Founder Mode is about control. It’s about recapturing what made the company successful in the first place, which is intrinsically connected to the founder and their abilities to execute. Working hard is a byproduct.
If everything that happens within a company is ultimately the responsibility of the founder…
Maybe the founder should make more of the decisions; and,
Maybe the founder should do more of the work and not delegate quite as much.
That’s it. That’s Founder Mode.
Founders started their companies with a mission—a drive to accomplish something. Founders started their companies as individual contributors and had to be exceptional, otherwise they wouldn’t have made any real progress.
Most founders, even when they’ve “won” don’t think that they’ve won (or don’t care about others declaring victory).
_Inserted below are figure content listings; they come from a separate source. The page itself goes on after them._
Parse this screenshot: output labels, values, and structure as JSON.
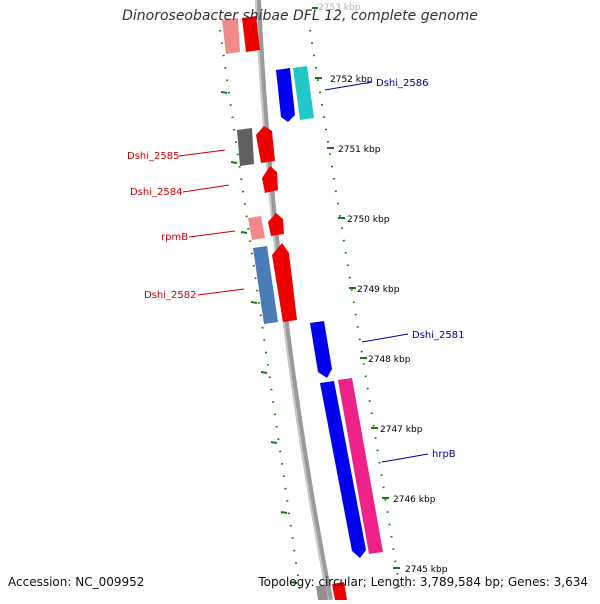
{
  "title": "Dinoroseobacter shibae DFL 12, complete genome",
  "footer": {
    "accession": "Accession: NC_009952",
    "stats": "Topology: circular; Length: 3,789,584 bp; Genes: 3,634"
  },
  "ticks": [
    {
      "label": "2753 kbp"
    },
    {
      "label": "2752 kbp"
    },
    {
      "label": "2751 kbp"
    },
    {
      "label": "2750 kbp"
    },
    {
      "label": "2749 kbp"
    },
    {
      "label": "2748 kbp"
    },
    {
      "label": "2747 kbp"
    },
    {
      "label": "2746 kbp"
    },
    {
      "label": "2745 kbp"
    }
  ],
  "gene_labels": {
    "dshi_2586": "Dshi_2586",
    "dshi_2585": "Dshi_2585",
    "dshi_2584": "Dshi_2584",
    "rpmb": "rpmB",
    "dshi_2582": "Dshi_2582",
    "dshi_2581": "Dshi_2581",
    "hrpb": "hrpB"
  },
  "colors": {
    "plus_strand_label": "#cc0000",
    "minus_strand_label": "#000099",
    "backbone": "#7a7a7a",
    "tick": "#1a7a1a"
  }
}
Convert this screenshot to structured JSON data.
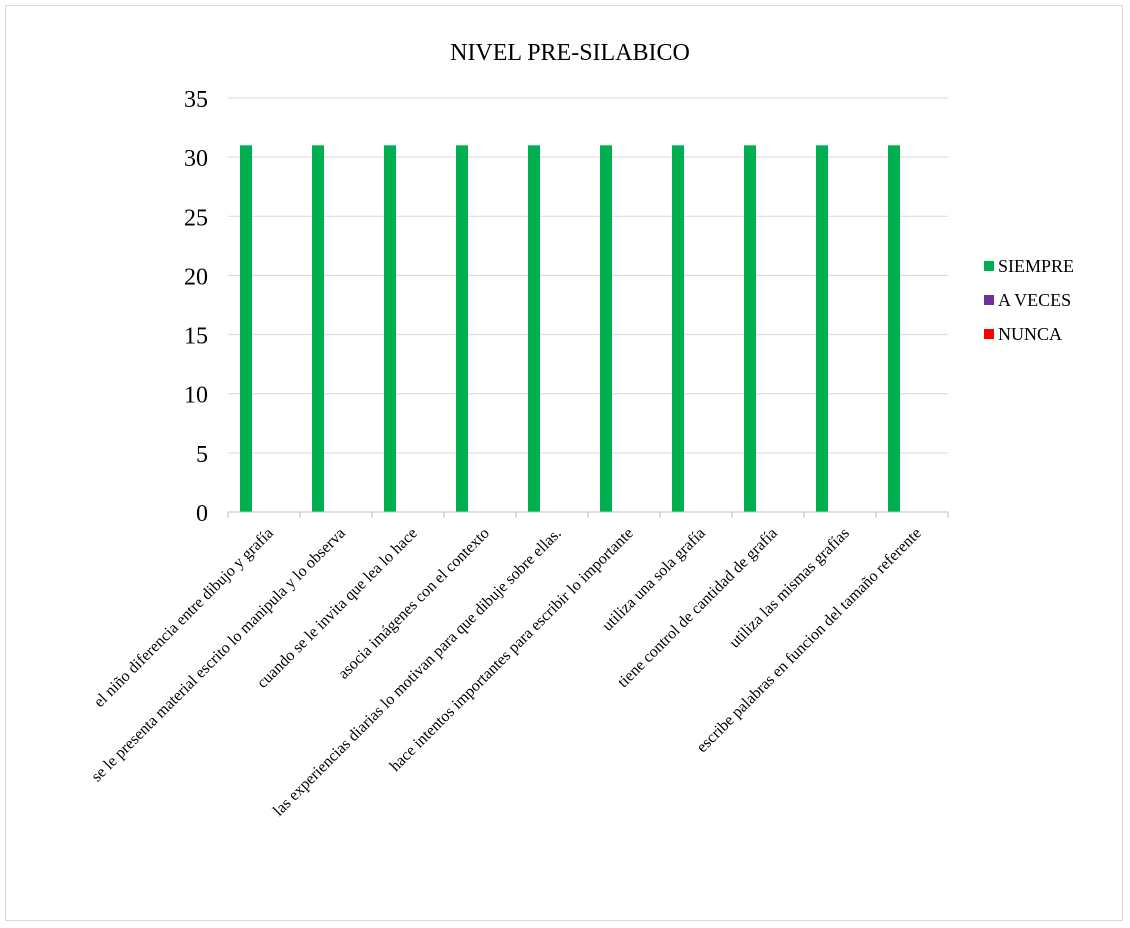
{
  "chart_data": {
    "type": "bar",
    "title": "NIVEL PRE-SILABICO",
    "xlabel": "",
    "ylabel": "",
    "ylim": [
      0,
      35
    ],
    "yticks": [
      0,
      5,
      10,
      15,
      20,
      25,
      30,
      35
    ],
    "grid": true,
    "legend_position": "right",
    "categories": [
      "el niño diferencia entre dibujo y grafía",
      "se le presenta material escrito lo manipula y lo observa",
      "cuando se le invita que lea lo hace",
      "asocia imágenes con el contexto",
      "las experiencias diarias lo motivan para que dibuje sobre ellas.",
      "hace intentos importantes para escribir lo importante",
      "utiliza una sola grafía",
      "tiene control de cantidad de grafía",
      "utiliza las mismas grafías",
      "escribe palabras en funcion del tamaño referente"
    ],
    "series": [
      {
        "name": "SIEMPRE",
        "color": "#00b050",
        "values": [
          31,
          31,
          31,
          31,
          31,
          31,
          31,
          31,
          31,
          31
        ]
      },
      {
        "name": "A VECES",
        "color": "#7030a0",
        "values": [
          0,
          0,
          0,
          0,
          0,
          0,
          0,
          0,
          0,
          0
        ]
      },
      {
        "name": "NUNCA",
        "color": "#ff0000",
        "values": [
          0,
          0,
          0,
          0,
          0,
          0,
          0,
          0,
          0,
          0
        ]
      }
    ]
  }
}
They’re hyper-competitive and determined to keep going. Early on they knew everything going on, had their hands in most things and were able to see the playing field differently from everyone else. That allowed them to connect dots better than anyone, and forced them to make decisions quickly.
Connecting dots is not an easy skill. It requires being able to constantly jump between a 20,000 foot strategic level and a 2 foot execution level. It’s about seeing around corners, identifying trends, placing bets, knowing people, and jumping on opportunity. It’s about guessing as much as it is about knowing, but having the confidence to guess, jump and literally build the plane on the way down.
Taking ownership & responsibility is also not easy. Founders either do this constantly (if they want any chance of succeeding) or they fade away. Founder Mode is about taking responsibility and acting on it. It’s about owning things, not simply managing people and empowering them to own things. Founders don’t always know best, but it’s still their company.
Founder Mode in Action
I’ve seen Founder Mode in action, albeit not in a big company (although Marc Benioff was pretty hands on when I was at Salesforce). Turns out, even when you hit 20 or 30 employees, silos start to form and the CEO/founder begins to abstract themselves out of day to day activities. I’ve lived this a few times.
While working with a 100+ person company (not as an employee), I saw the founder empower everyone else, only to see things slow down significantly. The company lost its edge. Things bogged down in a similar (albeit smaller) fashion to a 10,000 person company. I think this happens to every startup as it grows. The company raises capital and decides that the solution to every problem is hiring more people. Suddenly the startup has a bunch of specialists (as opposed to “generalist-specialists” which I prefer) all seemingly doing stuff (keeping busy) but not driving real outcomes. Politics, egos and fiefdoms emerge. The founder is spending more time trying to develop a multi-year strategy, raise more capital and create the right culture, while day-to-day operations grind to a near halt.
Founders can’t do everything on their own. While control and active, execution-focused leadership may surface to the top, companies still need people doing great work. That means setting clearer expectations, faster. It’s about increasing accountability and holding people to it. Realistically it requires a lot less sensitivity and a hell of a lot more intensity.
Once founders realize they can still do stuff in the weeds and make active decisions on what seem like minute details they accomplish more because it’s what they know. It’s leading by example, not leading by talking, organization or cajoling.
I’ve always believed we need more founders. ❤️
Founders have a level of ambition and courage that’s rare. We could use more ambition and courage in the world, focused on solving big problems that matter. Founder Mode is a recognition that as companies scale in the traditional approach, the very thing that made founders special becomes obsolete, because founders are expected to operate differently. But founders were meant to:
Lead execution, not just manage people.
Dictate things, not delegate everything.
Lean in, not lean back and let others do the work for them.
Founders are crazy. And that’s a good thing.
> I get it, managing people is work, it’s just not the type of work that generates the most value.
Isn't it true that managers are compensated more than ICs (other things being equal). And does that not imply they generate more value?